The chi-square test was used to analyze group differences in categorical baseline variables, and continuous baseline variables were analyzed using an independent sample t test or the Mann–Whitney U test on the basis of the results from the Shapiro–Wilk test of normality. Data were analyzed using an intent-to-treat analysis with a multiple imputation. To ensure the validity of the intention-to-treat analysis, we also conducted per-protocol analysis of the 40 participants who completed the exercise intervention. A 2-way repeated measures analysis of variance was performed to compare outcomes of interest. When a significant effect was detected, paired samples t tests were used to assess intragroup differences.
Results
Most subjects were white (∼70%) and had OA in the lower limbs (∼90%). Baseline demographic and clinical characteristics are presented in Table 1 . At the baseline, swimming and cycling groups did not differ in age, gender distribution, and distribution of joint involved. The participants had excellent compliance to swimming (98%) and cycling (97%) training. The subjects in the swimming group used mostly freestyle (n = 10), breast stroke (n = 9), and a combination (n = 5). Four participants in each group dropped out before the end of the intervention. Intention-to-treat analysis of 48 participants, including 8 dropouts, was consistent with the per-protocol analysis of the 40 participants who completed the exercise interventions. Accordingly, we have only reported results from the intention-to-treat analysis.

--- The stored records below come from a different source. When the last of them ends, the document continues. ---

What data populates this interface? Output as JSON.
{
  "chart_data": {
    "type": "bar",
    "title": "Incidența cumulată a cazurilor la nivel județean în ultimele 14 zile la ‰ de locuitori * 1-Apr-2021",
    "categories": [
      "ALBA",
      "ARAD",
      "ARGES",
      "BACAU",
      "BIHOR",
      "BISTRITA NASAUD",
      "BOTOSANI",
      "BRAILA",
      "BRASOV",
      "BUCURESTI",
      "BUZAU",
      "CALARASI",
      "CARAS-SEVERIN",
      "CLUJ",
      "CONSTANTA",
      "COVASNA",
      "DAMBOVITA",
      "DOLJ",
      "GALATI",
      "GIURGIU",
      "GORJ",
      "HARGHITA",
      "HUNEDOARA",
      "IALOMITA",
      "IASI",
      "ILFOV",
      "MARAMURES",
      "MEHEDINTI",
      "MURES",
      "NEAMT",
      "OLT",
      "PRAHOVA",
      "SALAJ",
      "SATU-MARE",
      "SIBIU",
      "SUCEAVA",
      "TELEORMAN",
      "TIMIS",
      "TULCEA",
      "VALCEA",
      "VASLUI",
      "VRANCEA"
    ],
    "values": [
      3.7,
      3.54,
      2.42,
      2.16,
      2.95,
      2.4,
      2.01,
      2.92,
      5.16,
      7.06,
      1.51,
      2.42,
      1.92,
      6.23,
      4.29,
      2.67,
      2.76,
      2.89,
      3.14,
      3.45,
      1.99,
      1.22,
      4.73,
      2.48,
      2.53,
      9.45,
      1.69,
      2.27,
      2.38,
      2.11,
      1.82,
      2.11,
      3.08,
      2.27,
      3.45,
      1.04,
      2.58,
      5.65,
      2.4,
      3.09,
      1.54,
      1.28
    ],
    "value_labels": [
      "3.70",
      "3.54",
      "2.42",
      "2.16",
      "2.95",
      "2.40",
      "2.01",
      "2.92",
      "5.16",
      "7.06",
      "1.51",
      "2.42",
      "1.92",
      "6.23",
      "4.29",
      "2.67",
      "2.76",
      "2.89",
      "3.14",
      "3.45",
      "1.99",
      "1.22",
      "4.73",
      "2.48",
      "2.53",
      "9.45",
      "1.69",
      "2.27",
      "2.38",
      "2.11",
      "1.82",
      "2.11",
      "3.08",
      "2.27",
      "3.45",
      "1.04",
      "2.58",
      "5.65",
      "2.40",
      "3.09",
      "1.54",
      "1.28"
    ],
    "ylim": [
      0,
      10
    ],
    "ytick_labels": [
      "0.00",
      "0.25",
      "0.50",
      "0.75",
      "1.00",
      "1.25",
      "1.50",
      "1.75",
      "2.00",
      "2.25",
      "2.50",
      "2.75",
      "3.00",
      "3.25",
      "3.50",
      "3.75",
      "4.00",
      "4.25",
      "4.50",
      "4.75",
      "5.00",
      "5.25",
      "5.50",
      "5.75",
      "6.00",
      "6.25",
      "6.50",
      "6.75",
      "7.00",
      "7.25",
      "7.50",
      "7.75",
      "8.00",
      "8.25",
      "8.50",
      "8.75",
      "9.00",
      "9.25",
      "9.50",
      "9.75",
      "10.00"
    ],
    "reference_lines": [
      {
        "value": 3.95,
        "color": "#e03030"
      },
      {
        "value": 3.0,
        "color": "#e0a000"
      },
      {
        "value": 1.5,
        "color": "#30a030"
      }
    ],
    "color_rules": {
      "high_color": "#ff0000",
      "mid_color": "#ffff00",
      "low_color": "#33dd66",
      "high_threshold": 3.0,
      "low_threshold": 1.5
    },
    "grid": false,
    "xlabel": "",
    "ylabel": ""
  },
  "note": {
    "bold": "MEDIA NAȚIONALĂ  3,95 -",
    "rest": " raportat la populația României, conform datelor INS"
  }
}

| Variable | Cycling | Swimming | ||
|---|---|---|---|---|
| Before | After | Before | After | |
| Women/men (n) | 22/2 | – | 22/2 | – |
| Age (years) | 61±1 | – | 163±1 | – |
| Height (cm) | 163±2 | – | 59±2 | – |
| Body mass (kg) | 84.5±3.8 | 83.0±4.1 ∗ | 92.0±4.7 | 89.4±3.9 ∗ |
| Body mass index (kg/m 2 ) | 31.6±1.7 | 31.0±1.9 | 34.6±2.1 | 33.9±1.7 |
| Total caloric intake (kcal/day) | 1,831±160 | 1,864±175 | 1,856±167 | 1,894±179 |
| Protein intake (g/day) | 80±7 | 82±6 | 79±6 | 78±7 |
| Fat intake (g/day) | 73±9 | 78±6 | 72±5 | 74±6 |
| Carbohydrate intake (g/day) | 196 ± 15 | 199±11 | 189 ± 11 | 195 ± 12 |
| Alcohol intake (g/day) | 9±2 | 6±4 | 11±6 | 10±7 |
| Physical activity score (U) | 15±2 | 35±1 ∗ | 13±1 | 38±2 ∗ |
As depicted in Table 2 , there were no differences in brachial BP after either exercise intervention. Central systolic BP and PP decreased after both interventions (p <0.05; Table 2 ). Central arterial stiffness decreased (p <0.05; Figure 1 ), whereas carotid artery compliance increased (p <0.05) after both interventions ( Figure 2 ). Changes in carotid PP with exercise training were related to corresponding changes in carotid artery compliance (r = −0.43), carotid artery distensibility (r = −0.44), and cfPWV (r = 0.31; all p <0.05).
| Variable | Cycling | Swimming | ||
|---|---|---|---|---|
| Before | After | Before | After | |
| Systolic BP (mmHg) | 126±3 | 120±2 | 120±3 | 120±4 |
| Mean BP (mmHg) | 94±2 | 91±2 | 89±2 | 89±3 |
| Diastolic BP (mmHg) | 79±2 | 77±2 | 74±1 | 74±2 |
| Pulse pressure (mmHg) | 47±2 | 45±2 | 45±3 | 46±3 |
| Central Systolic BP (mmHg) | 105±8 | 100±9 ∗ | 100±8 | 97±11 ∗ |
| Central Pulse Pressure (mmHg) | 27±4 | 24±4 ∗ | 29±6 | 26±5 ∗ |
| Heart rate (bpm) | 68±2 | 68±2 | 67±2 | 62±2 |
| Carotid artery IMT (mm) | 1.4±0.4 | 1.2±0.4 | 1.2±0.4 | 1.2±0.3 |
As depicted in Figure 3 , endothelium-dependent vasodilatory function, as determined by brachial FMD, increased significantly after the swimming exercise (p <0.05). However, such increase in FMD was not observed after the cycling exercise.
There were no significant changes in fasting blood lipid profile or glucose concentration ( Table 3 ). However, glycated hemoglobin concentration decreased in both groups (p <0.05), whereas fasting glucose levels remained unchanged. Additionally, there were significant reductions in plasma cytokine concentrations of interleukin (IL)-6 in both groups.